Thankfully, you are able to research every prospective long term care facility’s rate of antipsychotic prescriptions via the nusing home compare tool. This tool allows you to see how many of residents (Short term/long term) are issued antipsychotic medications for the first time upon entering a facility. It is important to monitor and advocate for your patient/loved one if the discussion of antipsychotic prescription arises–there may be another solution.


Occupational Therapy is an Alternative Solution


An occupational therapist offers a unique perspective when formulating the plan of care for every resident and every community dwelling older adult experiencing behaviours secondary to Alzheimer’s or other related dementias (ADRD). Antipsychotic medication to quel the behaviors associated with ADRD should and is becoming more regulated and discouraged for the frail elderly unless all other alternative measures have been taken. According the National Nursing Home Quality Improvement Campaign, Therapy is one of those alternative solutions.

How can an in house, outpatient, or consultant occupational therapist help improve quality approach to ADRD care and treatment?


CARES Dementia Specialist
A CARES Dementia  Specialist trainted occupational therapist can use a proved, evidence-based approach to create an occupational profile for personalized care.
An occupational therapist can provide education for staff, patients, and caregivers regarding best practices when working with indiviudals diagnosed with dementia.
After getting to know the patient, an occupational therapist can work with the patient, caregivers, and staff to reasonably modify the environment to aleviate secondary stressors that may be causing exacerbation of dementia-related behaviors.
An occupational therapist can help to explore and identify behavioral triggers and possible proactive solutions to behaviors associated with dementia without needing to medicate.
An occupational therapist is trained to offer a holistic point of view and provide recommendations that may help patients reach their goals and maintain quality of life without needing to compromise their ultimate desires. Looking at the entire person (mental, neurological, emotional, phyiscal, emotional, cultural, etc) and focusing on building a relationship with our patients allows an occupational therapist to be a great resource for the patient, caregivers, and interdisciplinary team throughout the course of this disease.
An occupational therapist can provide consultations to assisted living facilities, independent living facilities, caregivers requiring training/education in how to best care for their loved one with ADRD, and much more. Learning to love and partner with our loved ones diagnosed with a progressive degenerative illness is a journey, and an occupational therapist can take that journey with you and your loved one.

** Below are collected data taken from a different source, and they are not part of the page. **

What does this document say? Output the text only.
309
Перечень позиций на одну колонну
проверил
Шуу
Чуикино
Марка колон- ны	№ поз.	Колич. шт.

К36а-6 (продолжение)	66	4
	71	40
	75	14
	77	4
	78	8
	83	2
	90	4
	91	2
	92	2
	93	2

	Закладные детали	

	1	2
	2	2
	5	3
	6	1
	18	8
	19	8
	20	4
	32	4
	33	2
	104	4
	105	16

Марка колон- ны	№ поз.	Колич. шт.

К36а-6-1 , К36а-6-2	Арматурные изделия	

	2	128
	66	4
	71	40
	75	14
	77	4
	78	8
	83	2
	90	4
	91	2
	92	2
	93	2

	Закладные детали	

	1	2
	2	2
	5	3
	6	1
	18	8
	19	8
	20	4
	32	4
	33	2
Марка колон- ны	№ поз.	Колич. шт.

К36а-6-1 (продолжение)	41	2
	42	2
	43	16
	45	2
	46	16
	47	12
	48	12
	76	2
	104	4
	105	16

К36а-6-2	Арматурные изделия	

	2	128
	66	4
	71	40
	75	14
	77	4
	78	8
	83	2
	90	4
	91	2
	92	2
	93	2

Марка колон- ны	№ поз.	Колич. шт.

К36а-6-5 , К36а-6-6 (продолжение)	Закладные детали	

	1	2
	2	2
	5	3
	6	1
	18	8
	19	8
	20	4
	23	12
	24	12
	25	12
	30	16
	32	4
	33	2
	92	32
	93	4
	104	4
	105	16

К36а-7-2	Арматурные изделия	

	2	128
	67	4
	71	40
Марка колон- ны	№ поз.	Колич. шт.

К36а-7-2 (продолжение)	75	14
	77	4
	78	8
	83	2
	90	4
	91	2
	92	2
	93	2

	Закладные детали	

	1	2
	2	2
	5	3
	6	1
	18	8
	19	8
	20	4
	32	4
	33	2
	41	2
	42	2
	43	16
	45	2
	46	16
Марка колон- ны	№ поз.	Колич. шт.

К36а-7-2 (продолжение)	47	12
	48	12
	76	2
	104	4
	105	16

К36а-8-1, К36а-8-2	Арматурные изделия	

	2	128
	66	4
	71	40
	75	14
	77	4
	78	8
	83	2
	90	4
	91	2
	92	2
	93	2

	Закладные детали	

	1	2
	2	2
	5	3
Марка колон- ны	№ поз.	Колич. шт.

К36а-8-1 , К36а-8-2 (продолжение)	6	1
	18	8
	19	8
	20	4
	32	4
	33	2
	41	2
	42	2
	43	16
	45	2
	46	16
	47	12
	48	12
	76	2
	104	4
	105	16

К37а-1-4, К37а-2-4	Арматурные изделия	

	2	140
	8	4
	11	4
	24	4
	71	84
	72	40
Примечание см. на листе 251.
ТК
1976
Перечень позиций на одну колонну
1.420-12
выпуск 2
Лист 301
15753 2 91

Michelle Eliason, MS, OTR/L, C.D.S, CKTS  is both an occupational therapist and CARES Dementia Specialist. She has been an elder care professional for 7+ years. Working in various aspects of the elder care industry has given her a generalist skill set and a broad knowledge base of elder care approaches and resources. Michelle is passionate about influencing the elder care industry advocating against nursing home negligence and elder abuse, and working with older adults to enable them to live in their own homes throughout the aging process.